Lub d Patong, one of the leading brands.

Lub d is leading the poshtel charge. Here’s the foyer of their Patong property.

Second generation upmarket hostels – dubbed ‘Poshtels – are recording rapid growth in Southeast Asia and also out-performing budget hotels on room rate.

A new report from C9 Hotelworks says the sector has grown 42% over the past two years, attaining a market size of more than 1,200 properties and nearly 52,000 beds.

“Thailand, Malaysia and Vietnam are now the top three players in the region, with Indonesia narrowing the margin with year-on-year growth of 73%,”said C9’s Managing Director Bill Barnett.

He explained that: “Hostels are unlike hotels as average rates are calculated on a per bed basis, compared to hotels which use a per room rate.

“Our research across Southeast Asia shows that if comparing the two accommodation models side by side, the average room rates in newer hostel properties are matching or exceeding those in the more established budget hotel tier.”

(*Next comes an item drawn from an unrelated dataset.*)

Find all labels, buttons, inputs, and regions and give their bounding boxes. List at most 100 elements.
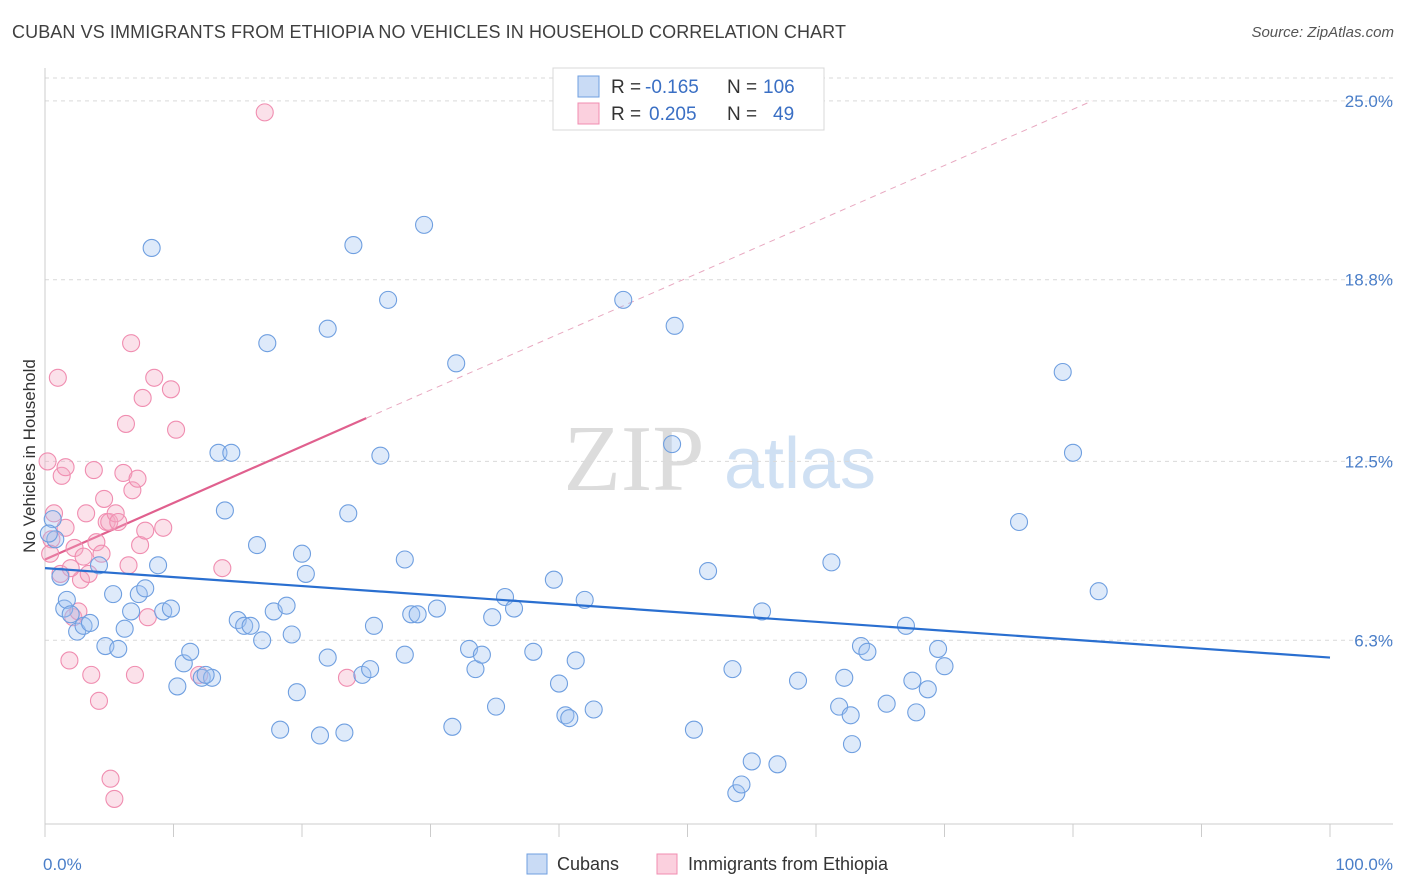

Barnett said as a result of this – and also the fact that hostels, unlike formulaic budget hotel brands, can easily adapt to retro-fits and re-purposed real estate – the sector is attracting increased investment.

“An increasing number of groups are now developing a critical mass of properties while we are already seeing private equity players in Southeast Asia start to chase the trail of what is arguable the region’s must exciting travel space.”